Pour autant, les juges doivent examiner l’ensemble des faits établis par le salarié et rechercher si, pris ensemble et dans leur contexte, ils permettent de présumer l’existence d’un harcèlement.
Le harcèlement moral repose sur des agissements répétés susceptibles de porter atteinte à la dignité, à la santé ou à la carrière du salarié (article L. 1152-1 du Code du travail).
Le juge doit appliquer la méthode probatoire prévue à l’article L. 1154-1, c’est-à-dire :
- vérifier si les éléments présentés par le salarié laissent supposer un harcèlement ;
- puis laisser à l’employeur la charge de prouver que ces faits ne constituent pas un harcèlement et reposent sur des motifs objectifs.
2. Le litige : un directeur invoque un harcèlement moral pour contester son licenciement
Un directeur de magasin, embauché en 1993, est licencié en décembre 2019 pour divers griefs :
- dénigrement de l’entreprise,
- « dysfonctionnement managérial grave »,
- manquements lors des élections professionnelles.
Le salarié conteste son licenciement et invoque un harcèlement moral, mettant en avant : - des agissements provenant de 7 membres sur 9 du comité de direction,
- diverses alertes internes,
- une tentative de mutation vécue comme une mesure de rétorsion,
- une dégradation de son état de santé, attestée médicalement.

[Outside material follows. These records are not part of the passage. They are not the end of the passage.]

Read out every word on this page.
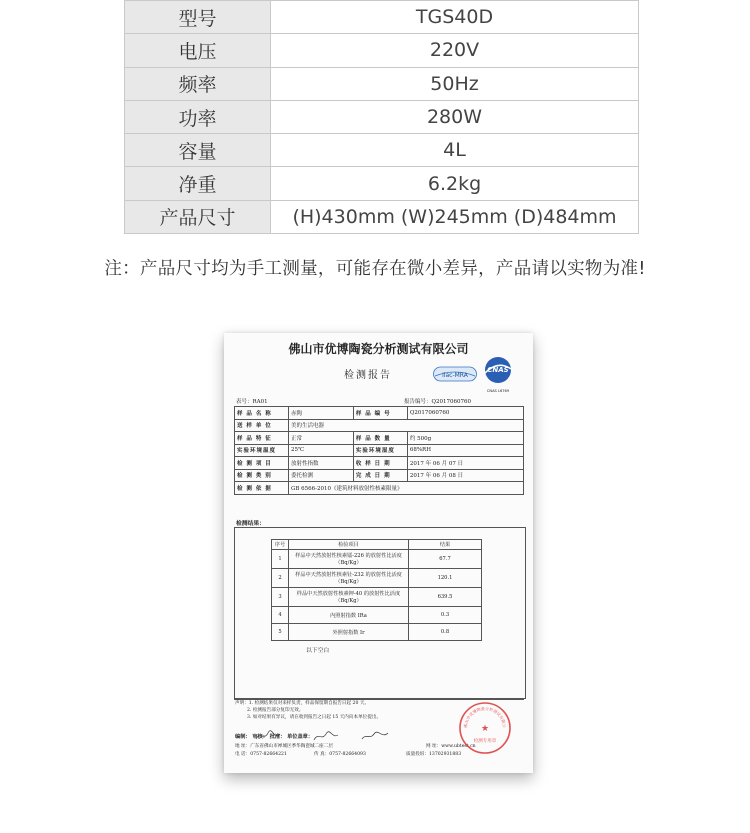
型号	TGS40D
电压	220V
频率	50Hz
功率	280W
容量	4L
净重	6.2kg
产品尺寸	(H)430mm (W)245mm (D)484mm
注：产品尺寸均为手工测量，可能存在微小差异，产品请以实物为准!
佛山市优博陶瓷分析测试有限公司
检测报告	ilac-MRA
CNAS
CNAS L6769
表号：RA01	报告编号：Q2017060760
样 品 名 称	赤陶	样 品 编 号	Q2017060760
送 样 单 位	美的生活电器		
样 品 特 征	正常	样 品 数 量	约 500g
实验环境温度	25℃	实验环境湿度	68%RH
检 测 项 目	放射性指数	收 样 日 期	2017 年 06 月 07 日
检 测 类 别	委托检测	完 成 日 期	2017 年 06 月 08 日
检 测 依 据	GB 6566-2010《建筑材料放射性核素限量》		
检测结果：
序号	检验项目	结果
1	样品中天然放射性核素镭-226 的放射性比活度（Bq/Kg）	67.7
2	样品中天然放射性核素钍-232 的放射性比活度（Bq/Kg）	120.1
3	样品中天然放射性核素钾-40 的放射性比活度（Bq/Kg）	639.5
4	内照射指数 IRa	0.3
5	外照射指数 Ir	0.8
以下空白
声明：1. 检测结果仅对来样负责，样品保留期自报告日起 20 天。
2. 检测报告部分复印无效。
3. 如对结果有异议，请在收到报告之日起 15 天内向本单位提出。
编制： 审核： 批准： 单位盖章：
地 址：广东省佛山市禅城区季华陶瓷城二座二层	网 址：www.ubtest.cn
电 话：0757-82664221	传 真：0757-82664093	质量投诉：13702931883
佛山市优博陶瓷分析测试有限公
★
检测专用章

3. L’erreur de la cour d’appel : une analyse fragmentée des faits
La cour d’appel rejette la demande du salarié en examinant chaque élément séparément :
- les témoignages décrivent des tensions mais sans faits précis,
- aucune accusation individuelle de harcèlement n’est détaillée,
- seule la tentative de réorganisation de bureaux visant à installer la compagne d’un collègue est établie, mais elle est jugée insuffisante,
- les alertes internes confirment un climat difficile mais pas un harcèlement ciblé,
- la tentative de mutation est reconnue comme un agissement de harcèlement, mais isolé et donc non suffisant.
En conséquence, la cour d’appel refuse de reconnaître le harcèlement moral.
4. La Cour de cassation censure : il fallait examiner les faits dans leur ensemble
La Haute juridiction reproche aux juges du fond d’avoir :
- isolé chaque élément,
- sans rechercher si l’ensemble pouvait faire présumer un harcèlement,
- ni tenir compte des documents médicaux ni des alertes internes évoquant une souffrance généralisée.
La Cour rappelle sa méthode constante : - le juge doit globaliser les éléments,
- vérifier si, réunis, ils révèlent une dégradation des conditions de travail,
- puis laisser à l’employeur la charge de démontrer que les faits avaient des justifications objectives.
En ayant ignoré cette approche, la cour d’appel a violé l’article L. 1152-1 du Code du travail.
L’affaire est renvoyée devant une autre cour d’appel.